Remember when you were younger, svelter, and fitter? Revisit old photos and obtain visual confirmation. Weight gain occurs rather gradually. You don’t wake up with a spare tire. Rather, it slowly inflates over the months and years. Without pictures, literal snapshots in time, we might never notice how much we’ve changed or how much weight we’ve gained. Place the best picture you can find next to your worst current one. If they’re digital, print them out in the largest size you can handle. Gaze at them. Take them in. Allow yourself to be shocked, way down deep. Of course, the way you look isn’t everything, and aging, along with it’s inevitable decline, is natural, but this can nevertheless be an eye-opening exercise.
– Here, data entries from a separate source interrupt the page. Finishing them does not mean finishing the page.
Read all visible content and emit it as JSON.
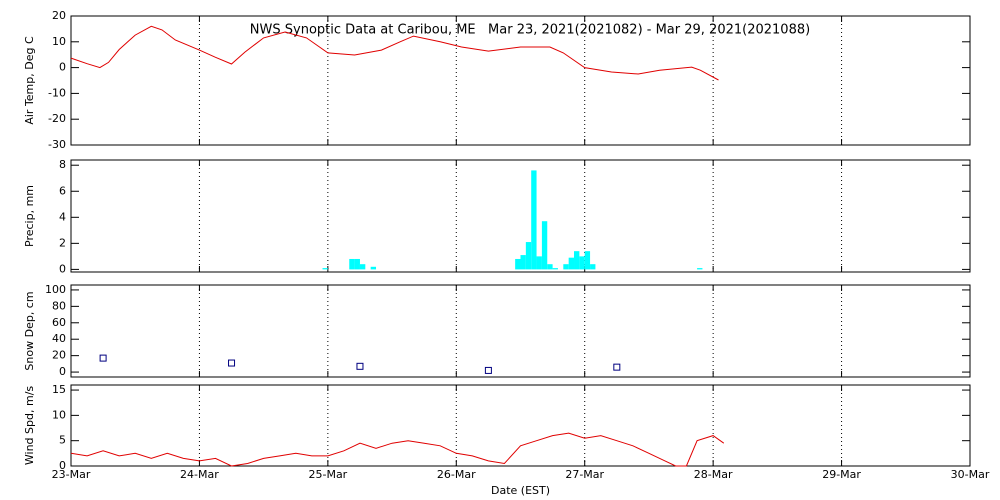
{
  "chart_data": [
    {
      "type": "line",
      "title": "NWS Synoptic Data at Caribou, ME   Mar 23, 2021(2021082) - Mar 29, 2021(2021088)",
      "ylabel": "Air Temp, Deg C",
      "color": "#e00000",
      "grid": "x",
      "xlim": [
        0,
        168
      ],
      "ylim": [
        -30,
        20
      ],
      "yticks": [
        -30,
        -20,
        -10,
        0,
        10,
        20
      ],
      "x": [
        0,
        3,
        5.4,
        7,
        9,
        12,
        15,
        17,
        19.5,
        24,
        27,
        30,
        32.5,
        36,
        40,
        44,
        48,
        53,
        58,
        61.5,
        64,
        69,
        73,
        78,
        84,
        89.5,
        92,
        96,
        101,
        106,
        110,
        116,
        117.6,
        121
      ],
      "values": [
        3.7,
        1.5,
        0,
        2,
        7,
        12.6,
        16,
        14.6,
        10.7,
        6.8,
        4,
        1.4,
        6,
        11.5,
        13.8,
        11.5,
        5.7,
        4.9,
        6.8,
        10,
        12.2,
        10,
        8,
        6.4,
        8,
        8,
        5.7,
        0,
        -1.7,
        -2.5,
        -1,
        0.2,
        -1,
        -4.8
      ]
    },
    {
      "type": "bar",
      "ylabel": "Precip, mm",
      "color": "#00ffff",
      "grid": "x",
      "xlim": [
        0,
        168
      ],
      "ylim": [
        -0.2,
        8.4
      ],
      "yticks": [
        0,
        2,
        4,
        6,
        8
      ],
      "x": [
        47,
        52,
        53,
        54,
        56,
        83,
        84,
        85,
        86,
        87,
        88,
        89,
        90,
        92,
        93,
        94,
        95,
        96,
        97,
        117
      ],
      "values": [
        0.1,
        0.8,
        0.8,
        0.4,
        0.2,
        0.8,
        1.1,
        2.1,
        7.6,
        1,
        3.7,
        0.4,
        0.1,
        0.4,
        0.9,
        1.4,
        1,
        1.4,
        0.4,
        0.1
      ]
    },
    {
      "type": "scatter",
      "ylabel": "Snow Dep, cm",
      "color": "#000080",
      "grid": "x",
      "xlim": [
        0,
        168
      ],
      "ylim": [
        -6,
        106
      ],
      "yticks": [
        0,
        20,
        40,
        60,
        80,
        100
      ],
      "x": [
        6,
        30,
        54,
        78,
        102
      ],
      "values": [
        17,
        11,
        7,
        2,
        6
      ]
    },
    {
      "type": "line",
      "ylabel": "Wind Spd, m/s",
      "xlabel": "Date (EST)",
      "color": "#e00000",
      "grid": "x",
      "xlim": [
        0,
        168
      ],
      "ylim": [
        0,
        16
      ],
      "yticks": [
        0,
        5,
        10,
        15
      ],
      "xticks": [
        {
          "value": 0,
          "label": "23-Mar"
        },
        {
          "value": 24,
          "label": "24-Mar"
        },
        {
          "value": 48,
          "label": "25-Mar"
        },
        {
          "value": 72,
          "label": "26-Mar"
        },
        {
          "value": 96,
          "label": "27-Mar"
        },
        {
          "value": 120,
          "label": "28-Mar"
        },
        {
          "value": 144,
          "label": "29-Mar"
        },
        {
          "value": 168,
          "label": "30-Mar"
        }
      ],
      "x": [
        0,
        3,
        6,
        9,
        12,
        15,
        18,
        21,
        24,
        27,
        30,
        33,
        36,
        39,
        42,
        45,
        48,
        51,
        54,
        57,
        60,
        63,
        66,
        69,
        72,
        75,
        78,
        81,
        84,
        87,
        90,
        93,
        96,
        99,
        102,
        105,
        108,
        111,
        113,
        115,
        117,
        120,
        122
      ],
      "values": [
        2.5,
        2,
        3,
        2,
        2.5,
        1.5,
        2.5,
        1.5,
        1,
        1.5,
        0,
        0.5,
        1.5,
        2,
        2.5,
        2,
        2,
        3,
        4.5,
        3.5,
        4.5,
        5,
        4.5,
        4,
        2.5,
        2,
        1,
        0.5,
        4,
        5,
        6,
        6.5,
        5.5,
        6,
        5,
        4,
        2.5,
        1,
        0,
        0,
        5,
        6,
        4.5
      ]
    }
  ]
}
In order to experience sensations or witness events that might spur change, we have to put ourselves in situations that potentially contain those sensations or events. One reason why some people who get overweight or depressed or stuck in a health rut stay there and never get better is because they live an isolated existence. They don’t leave the house, they go straight home from work, they refuse invitations to go out. It’s not about lack of physical activity; it’s about maintaining a staid life that removes any potential for confounders. And when you’re looking for an event to precipitate massive change in your life, confounding variables are precisely what you need most. If you never leave the house, you’ll never catch that random glance of your own reflection in the store window from a terrible angle. You’ll never run into the former classmate-turned-fitness model who makes you reevaluate your lifestyle. So go out with friends. Go on a long grueling hike and note how far you’ve fallen. Try on clothes. Hit the outdoor gymnasium where all the fit people work out. Put yourself in uncomfortable situations that have the potential to turn your life around.
The reality is that it may be next to impossible to plan and engineer your tipping point. What you can do, though, is put yourself in a position to provoke an emotional response, and be ready for it when it comes (by marshaling resources, accruing knowledge, and keeping an open mind).
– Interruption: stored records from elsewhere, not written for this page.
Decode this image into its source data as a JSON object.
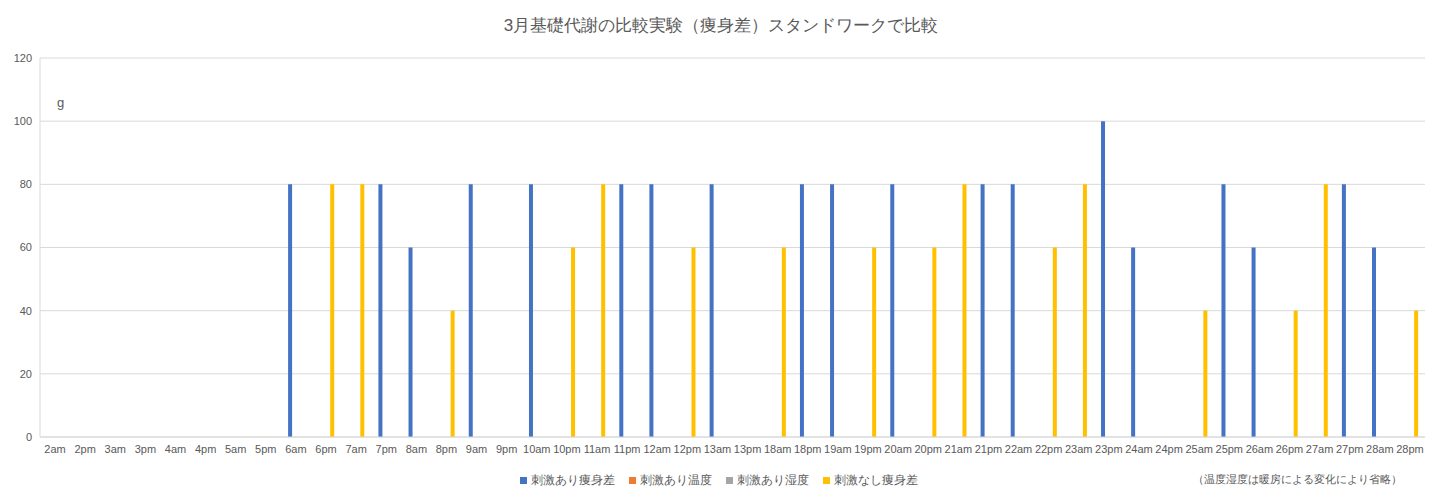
{
  "chart_data": {
    "type": "bar",
    "title": "3月基礎代謝の比較実験（痩身差）スタンドワークで比較",
    "y_label": "g",
    "annotation": "（温度湿度は暖房による変化により省略）",
    "categories": [
      "2am",
      "2pm",
      "3am",
      "3pm",
      "4am",
      "4pm",
      "5am",
      "5pm",
      "6am",
      "6pm",
      "7am",
      "7pm",
      "8am",
      "8pm",
      "9am",
      "9pm",
      "10am",
      "10pm",
      "11am",
      "11pm",
      "12am",
      "12pm",
      "13am",
      "13pm",
      "18am",
      "18pm",
      "19am",
      "19pm",
      "20am",
      "20pm",
      "21am",
      "21pm",
      "22am",
      "22pm",
      "23am",
      "23pm",
      "24am",
      "24pm",
      "25am",
      "25pm",
      "26am",
      "26pm",
      "27am",
      "27pm",
      "28am",
      "28pm"
    ],
    "series": [
      {
        "name": "刺激あり痩身差",
        "color": "#4472c4",
        "values": [
          null,
          null,
          null,
          null,
          null,
          null,
          null,
          null,
          80,
          null,
          null,
          80,
          60,
          null,
          80,
          null,
          80,
          null,
          null,
          80,
          80,
          null,
          80,
          null,
          null,
          80,
          80,
          null,
          80,
          null,
          null,
          80,
          80,
          null,
          null,
          100,
          60,
          null,
          null,
          80,
          60,
          null,
          null,
          80,
          60,
          null
        ]
      },
      {
        "name": "刺激あり温度",
        "color": "#ed7d31",
        "values": [
          null,
          null,
          null,
          null,
          null,
          null,
          null,
          null,
          null,
          null,
          null,
          null,
          null,
          null,
          null,
          null,
          null,
          null,
          null,
          null,
          null,
          null,
          null,
          null,
          null,
          null,
          null,
          null,
          null,
          null,
          null,
          null,
          null,
          null,
          null,
          null,
          null,
          null,
          null,
          null,
          null,
          null,
          null,
          null,
          null,
          null
        ]
      },
      {
        "name": "刺激あり湿度",
        "color": "#a5a5a5",
        "values": [
          null,
          null,
          null,
          null,
          null,
          null,
          null,
          null,
          null,
          null,
          null,
          null,
          null,
          null,
          null,
          null,
          null,
          null,
          null,
          null,
          null,
          null,
          null,
          null,
          null,
          null,
          null,
          null,
          null,
          null,
          null,
          null,
          null,
          null,
          null,
          null,
          null,
          null,
          null,
          null,
          null,
          null,
          null,
          null,
          null,
          null
        ]
      },
      {
        "name": "刺激なし痩身差",
        "color": "#ffc000",
        "values": [
          null,
          null,
          null,
          null,
          null,
          null,
          null,
          null,
          null,
          80,
          80,
          null,
          null,
          40,
          null,
          null,
          null,
          60,
          80,
          null,
          null,
          60,
          null,
          null,
          60,
          null,
          null,
          60,
          null,
          60,
          80,
          null,
          null,
          60,
          80,
          null,
          null,
          null,
          40,
          null,
          null,
          40,
          80,
          null,
          null,
          40
        ]
      }
    ],
    "ylim": [
      0,
      120
    ],
    "yticks": [
      0,
      20,
      40,
      60,
      80,
      100,
      120
    ],
    "grid": true,
    "legend": "bottom"
  }
}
What’s reassuring about all this is that the hard part is reaching the tipping point. It’s going to be an unpleasant, visceral, jarring sensation (by definition, it has to be), but that will soon be over. And then change begins. The wild ride ensues, and you just get to guide it and let it happen.
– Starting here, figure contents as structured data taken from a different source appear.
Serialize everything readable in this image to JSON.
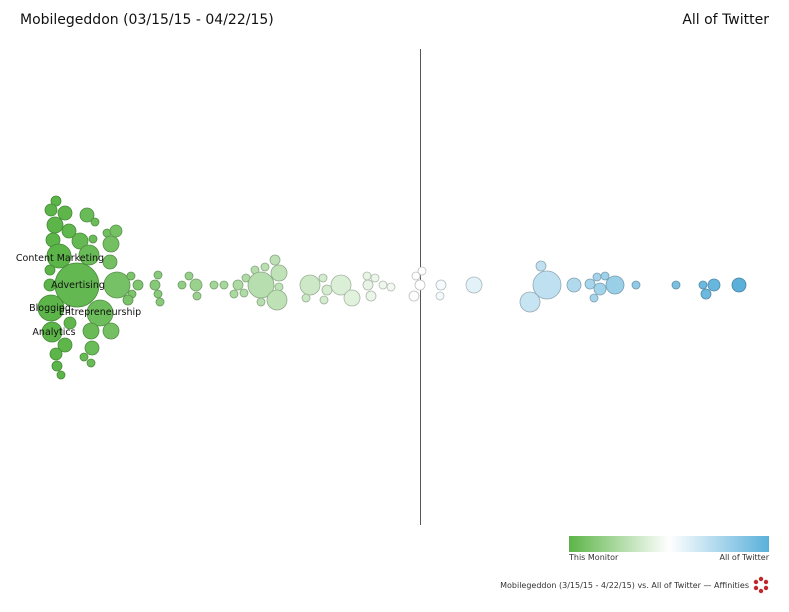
{
  "header": {
    "title": "Mobilegeddon (03/15/15 - 04/22/15)",
    "comparison": "All of Twitter"
  },
  "bubble_labels": [
    "Content Marketing",
    "Advertising",
    "Blogging",
    "Entrepreneurship",
    "Analytics"
  ],
  "legend": {
    "left": "This Monitor",
    "right": "All of Twitter"
  },
  "footer": "Mobilegeddon (3/15/15 - 4/22/15) vs. All of Twitter — Affinities"
}
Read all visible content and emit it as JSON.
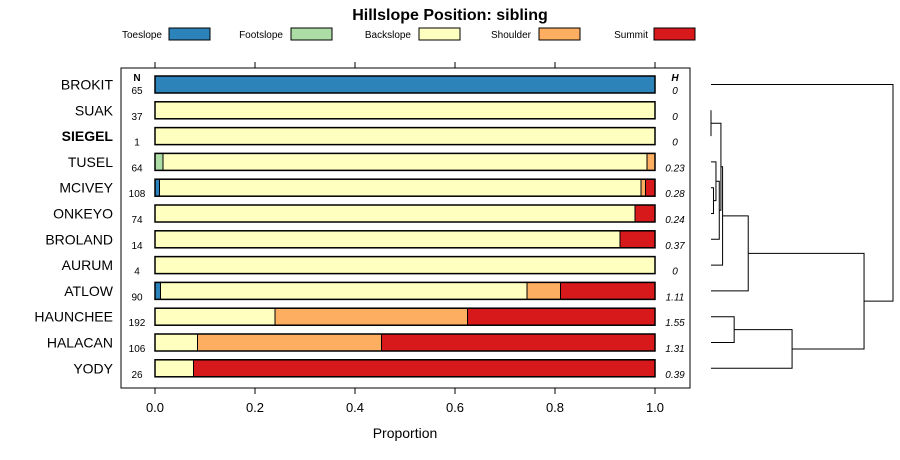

So, readers, what was your personal tipping point? What was the straw that broke the camel’s back, leading the poor beast to dump his saddlebags full of grains and refined sugar and begin taking vitamin D supplements (cause, you know, broken back indicates poor bone mineral density indicates poor vitamin D status)? Also, what led up to that tipping point – is there anything you specifically did to make it happen, or was it just all chance?